News:
SMS for Life - First major success in Lindi Rural District, Tanzania


Health Worker Training in Kigoma
Walking the distance between Dalila's home and the Health Facility takes two hours. Dalila knows it well. For years she has trudged the red dirt road under the burning sun or in torrential rains. She knows every twist and turn of the road, every hill and hollow on the way. She sets out in hope but finishes her journey in disappointment and despair. Sometimes she returns home with the medicines needed by her family but more often she comes back empty-handed.

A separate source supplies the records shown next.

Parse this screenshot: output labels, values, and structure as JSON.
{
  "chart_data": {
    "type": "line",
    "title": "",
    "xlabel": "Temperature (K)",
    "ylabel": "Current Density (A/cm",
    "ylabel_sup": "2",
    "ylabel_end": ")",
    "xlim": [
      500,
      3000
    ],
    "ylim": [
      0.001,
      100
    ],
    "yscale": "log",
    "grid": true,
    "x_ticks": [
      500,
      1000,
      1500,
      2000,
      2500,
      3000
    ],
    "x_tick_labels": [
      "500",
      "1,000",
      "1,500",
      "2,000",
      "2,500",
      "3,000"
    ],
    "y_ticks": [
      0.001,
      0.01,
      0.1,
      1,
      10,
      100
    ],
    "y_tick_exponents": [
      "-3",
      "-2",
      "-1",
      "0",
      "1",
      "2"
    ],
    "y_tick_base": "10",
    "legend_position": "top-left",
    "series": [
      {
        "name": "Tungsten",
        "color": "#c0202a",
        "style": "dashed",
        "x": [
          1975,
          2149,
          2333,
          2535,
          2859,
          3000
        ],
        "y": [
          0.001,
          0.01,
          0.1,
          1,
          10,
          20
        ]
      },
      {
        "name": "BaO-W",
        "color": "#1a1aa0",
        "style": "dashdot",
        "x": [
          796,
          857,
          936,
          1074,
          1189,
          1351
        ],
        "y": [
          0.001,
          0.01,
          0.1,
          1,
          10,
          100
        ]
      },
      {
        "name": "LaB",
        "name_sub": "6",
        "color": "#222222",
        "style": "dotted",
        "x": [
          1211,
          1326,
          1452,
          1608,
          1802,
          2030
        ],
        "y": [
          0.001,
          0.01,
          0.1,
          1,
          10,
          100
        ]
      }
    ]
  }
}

Dalila does not need to know the official statistics that show that in Tanzania one person dies from malaria every five minutes. She has seen sickness and death in her own family and in her village. Husbands, wives, children – relations and friends - that could have been saved. Many of these people had accompanied her down that road to the Health Facility, walking in hope like she does. They were often told that the Facility did not have the malaria medicines they needed, that supplies had not arrived, that stocks had not been replenished. They too had returned empty-handed. And Malaria had won. Dalila had often asked herself why. Why couldn't she, her family and others in her village get existing medicines that prevent and treat malaria? Earlier this year a team from SMS for Life had arrived at the Health Centre. They had promised that things would change.
SMS for Life aims to help people like Dalila. The project's idea is to link text messaging over mobile phones with Internet and Google Maps to manage stocks of anti-malarial drugs in public health facilities. During its first visit in May 2009, the SMS for Life team met and consulted with a wide range of health and community workers and local people to put the idea to the test. The response was encouraging
.In September SMS for Life launched a pilot project in three Districts – Ulanga, Kigoma, and Lindi. Since then more than 155 health workers and District Managers have been trained.
The effort is bearing fruit. In Dalila's district, Lindi Rural, one half of all Health Facilities, including hers, were frequently out of stock. Now, just nine weeks into the 21-week pilot all 47 health facilities have full stocks of all the 5 anti-malarial drugs that Dalila needs.
Dalila's district, covering over half a million people and 60 villages, is likely to become the first District in Tanzania, where all children with malaria have full access to the life saving medicines they need when they need them. Similar progress has been marked in the other two pilot Districts.
Now, when Dalila walks the dusty road to the Health Facility she can walk not in hope but in certainty. She will come home with the live-saving medicines her family needs.